Friday, 4 November 2011

Preston's Tithebarn Plan B

Nobody is celebrating the self-destruction of the Tithebarn dream, because it has damaged Preston so much.


We need to learn from the mistakes of the past, rather than continuing with them.

The sad reality is that we let developers run our city for the last 12 years, deliberately holding back other developments because of the prospect of a Tithebarn Shangri La. Our supine approach to the developers got us nothing, it has actually held back and damaged our city.

We need to start differently this time round, beginning by 'throwing open the doors' to Preston people, finding out what they think is important, where they want their city to go, and then building from there.

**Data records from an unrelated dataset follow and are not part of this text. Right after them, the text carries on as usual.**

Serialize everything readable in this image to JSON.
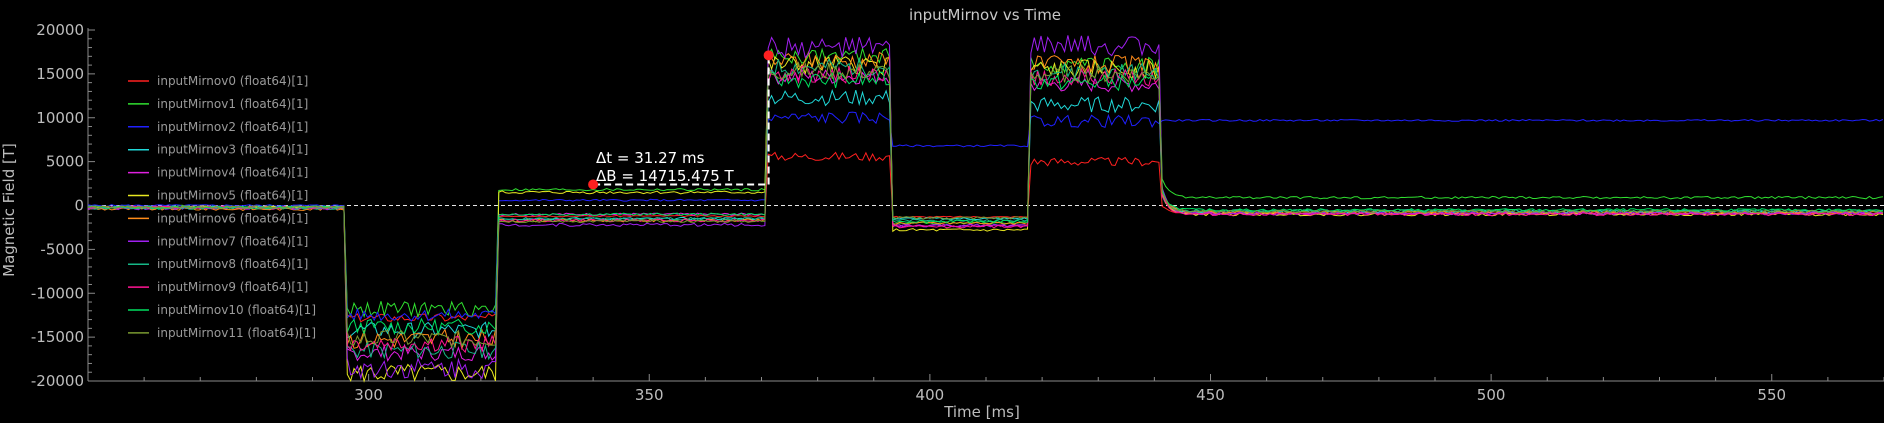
{
  "chart_data": {
    "type": "line",
    "title": "inputMirnov vs Time",
    "xlabel": "Time [ms]",
    "ylabel": "Magnetic Field [T]",
    "xlim": [
      250,
      570
    ],
    "ylim": [
      -20000,
      20000
    ],
    "x_ticks": [
      300,
      350,
      400,
      450,
      500,
      550
    ],
    "y_ticks": [
      20000,
      15000,
      10000,
      5000,
      0,
      -5000,
      -10000,
      -15000,
      -20000
    ],
    "grid": false,
    "legend_position": "top-left",
    "zero_line": true,
    "annotation": {
      "dt_text": "Δt = 31.27 ms",
      "db_text": "ΔB = 14715.475 T",
      "p1": {
        "x": 340.0,
        "y": 2400
      },
      "p2": {
        "x": 371.27,
        "y": 17115
      }
    },
    "series": [
      {
        "name": "inputMirnov0 (float64)[1]",
        "color": "#ff2020",
        "phases": [
          -200,
          -12800,
          -1200,
          5600,
          -1300,
          5000,
          -900
        ],
        "noise": 500
      },
      {
        "name": "inputMirnov1 (float64)[1]",
        "color": "#30e030",
        "phases": [
          -100,
          -11800,
          1800,
          17000,
          -2000,
          16000,
          900
        ],
        "noise": 900
      },
      {
        "name": "inputMirnov2 (float64)[1]",
        "color": "#2020ff",
        "phases": [
          0,
          -12500,
          600,
          10000,
          6800,
          9600,
          9700
        ],
        "noise": 700
      },
      {
        "name": "inputMirnov3 (float64)[1]",
        "color": "#20d8d8",
        "phases": [
          -200,
          -14200,
          -1500,
          12300,
          -1500,
          11500,
          -700
        ],
        "noise": 900
      },
      {
        "name": "inputMirnov4 (float64)[1]",
        "color": "#e020e0",
        "phases": [
          -300,
          -16800,
          -1000,
          14700,
          -2300,
          13800,
          -900
        ],
        "noise": 900
      },
      {
        "name": "inputMirnov5 (float64)[1]",
        "color": "#e8e820",
        "phases": [
          -200,
          -19200,
          1500,
          16000,
          -2800,
          15500,
          -1000
        ],
        "noise": 1100
      },
      {
        "name": "inputMirnov6 (float64)[1]",
        "color": "#ff8c1a",
        "phases": [
          -400,
          -15200,
          -1700,
          16500,
          -2000,
          16000,
          -800
        ],
        "noise": 1100
      },
      {
        "name": "inputMirnov7 (float64)[1]",
        "color": "#a020f0",
        "phases": [
          -300,
          -18500,
          -2200,
          18000,
          -2300,
          18200,
          -900
        ],
        "noise": 1200
      },
      {
        "name": "inputMirnov8 (float64)[1]",
        "color": "#16b887",
        "phases": [
          -300,
          -16500,
          -1500,
          15800,
          -1700,
          15300,
          -600
        ],
        "noise": 1000
      },
      {
        "name": "inputMirnov9 (float64)[1]",
        "color": "#ff1493",
        "phases": [
          -200,
          -15800,
          -1700,
          14900,
          -2400,
          14600,
          -1000
        ],
        "noise": 1000
      },
      {
        "name": "inputMirnov10 (float64)[1]",
        "color": "#00e060",
        "phases": [
          -200,
          -13800,
          -1000,
          14300,
          -1800,
          14000,
          -500
        ],
        "noise": 900
      },
      {
        "name": "inputMirnov11 (float64)[1]",
        "color": "#7a9a30",
        "phases": [
          -200,
          -15200,
          -1800,
          15300,
          -1400,
          15000,
          -700
        ],
        "noise": 1000
      }
    ],
    "phase_breaks_ms": [
      296,
      323,
      371,
      393,
      418,
      441
    ]
  }
}
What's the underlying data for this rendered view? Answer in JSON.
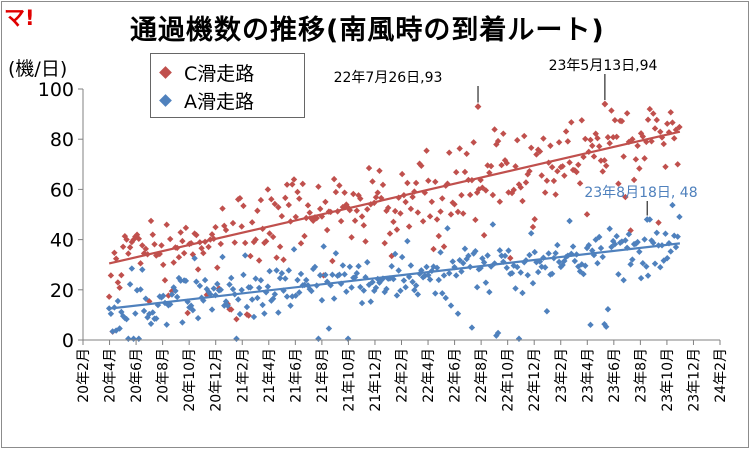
{
  "logo": "マ!",
  "chart_data": {
    "type": "scatter",
    "title": "通過機数の推移(南風時の到着ルート)",
    "ylabel": "(機/日)",
    "ylim": [
      0,
      100
    ],
    "yticks": [
      0,
      20,
      40,
      60,
      80,
      100
    ],
    "xlim": [
      "2020-02-01",
      "2024-02-01"
    ],
    "x_tick_labels": [
      "20年2月",
      "20年4月",
      "20年6月",
      "20年8月",
      "20年10月",
      "20年12月",
      "21年2月",
      "21年4月",
      "21年6月",
      "21年8月",
      "21年10月",
      "21年12月",
      "22年2月",
      "22年4月",
      "22年6月",
      "22年8月",
      "22年10月",
      "22年12月",
      "23年2月",
      "23年4月",
      "23年6月",
      "23年8月",
      "23年10月",
      "23年12月",
      "24年2月"
    ],
    "grid": false,
    "legend_position": "top-left",
    "series": [
      {
        "name": "C滑走路",
        "color": "#c0504d",
        "marker": "diamond",
        "trend": {
          "start": [
            "2020-04-01",
            30.5
          ],
          "end": [
            "2023-11-01",
            83
          ]
        }
      },
      {
        "name": "A滑走路",
        "color": "#4f81bd",
        "marker": "diamond",
        "trend": {
          "start": [
            "2020-04-01",
            12.5
          ],
          "end": [
            "2023-11-01",
            38.5
          ]
        }
      }
    ],
    "annotations": [
      {
        "text": "22年7月26日,93",
        "series": "C滑走路",
        "x": "2022-07-26",
        "y": 93,
        "color": "#000000"
      },
      {
        "text": "23年5月13日,94",
        "series": "C滑走路",
        "x": "2023-05-13",
        "y": 94,
        "color": "#000000"
      },
      {
        "text": "23年8月18日, 48",
        "series": "A滑走路",
        "x": "2023-08-18",
        "y": 48,
        "color": "#4f81bd"
      }
    ]
  }
}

If we'd done this 12 years ago, the Tithebarn plans might have been more sympathetic, proportional and realisable. Democracy and involvement seems expensive and time consuming, but look at how much cost and time has been lost because we froze out the people.

But according to today's LEP, spearheading the search for 'plan B' will be a group of local businessmen, including those who were behind the now infamous Preston Vision Board.

It was Einstein who defined insanity as when you keep doing the same thing over and over again, and expecting different results. Here we see the council planning to do exactly the same thing, with the very same set of people as before.

The Vision Board revealed it's deep incompetence and lack of grasp of reality with their mad Ribble Barrage scheme, which failed. They compounded this and made themselves a laughing stock with their ludicrous Winckley square scheme, which failed. Now we've experienced the biggest failure of all, with their overblown Tithebarn scheme, yet we're still planning to use the same people and the same methods for 'Plan B'.

The people who live and work near Winckley Square rejected the council's plans, with it's hanging letters, totem poles and fibreoptic lighting displays, and are now meeting together to plan their own much more sympathetic plan for the Square. This is far less likely to fail, because it has buy-in and ownership from the people who care most about the fate of the square, rather than businessmen and consultants who only see the city through the windows of the Tickled Trout hotel.

Is it too much to suggest that this could be done on a far larger scale, involving the people who live and work in the city directly in it's planning journey?

At some point there has to be some leadership, leadership that says 'leaving it all to the men in suits (and particularly to these men in suits) has failed. Let's try something totally unprecedented, like involving the people of Preston themselves in the destiny of their own city.

1 comments:

Sam Tana said...

You're wrong to think that nobody is celebrating the demise of the Tithebarn scheme; I imagine there's quite a few raising a glass at the wake of a monster which has frozen the heart of Preston for more than a decade, induced fear in our neighbours, cost many millions of pounds of public money to achieve precisely nothing, and driven many small business people who found themselves in its shadow to despair and ruin.

Celebrate? You bet!

As you say, Tithebarn was wrong from day one. It was all about making money, nothing about making a community; all about brutal commerce, nothing about culture. Is the legacy we leave to future generations really to be yet another place to buy overpriced coffee while shopping for fashion and white goods? No thanks!

But you're quite right to say we Prestonians must learn the lessons. The world has changed since the ugly Tithebarn egg was laid in the money-men's offices, and now we can only thank Blackburn and Blackpool for throwing their outrageous spanner in the works and delaying it long enough for it to hatch, ill-formed and mutated as it would undoubtedly have been, and leaving the city centre in an even worse state than it is now.

Preston has been given a second chance, but no-one involved in promoting the Tithebarn debacle should be allowed anything at all to do with cooking up a Plan B.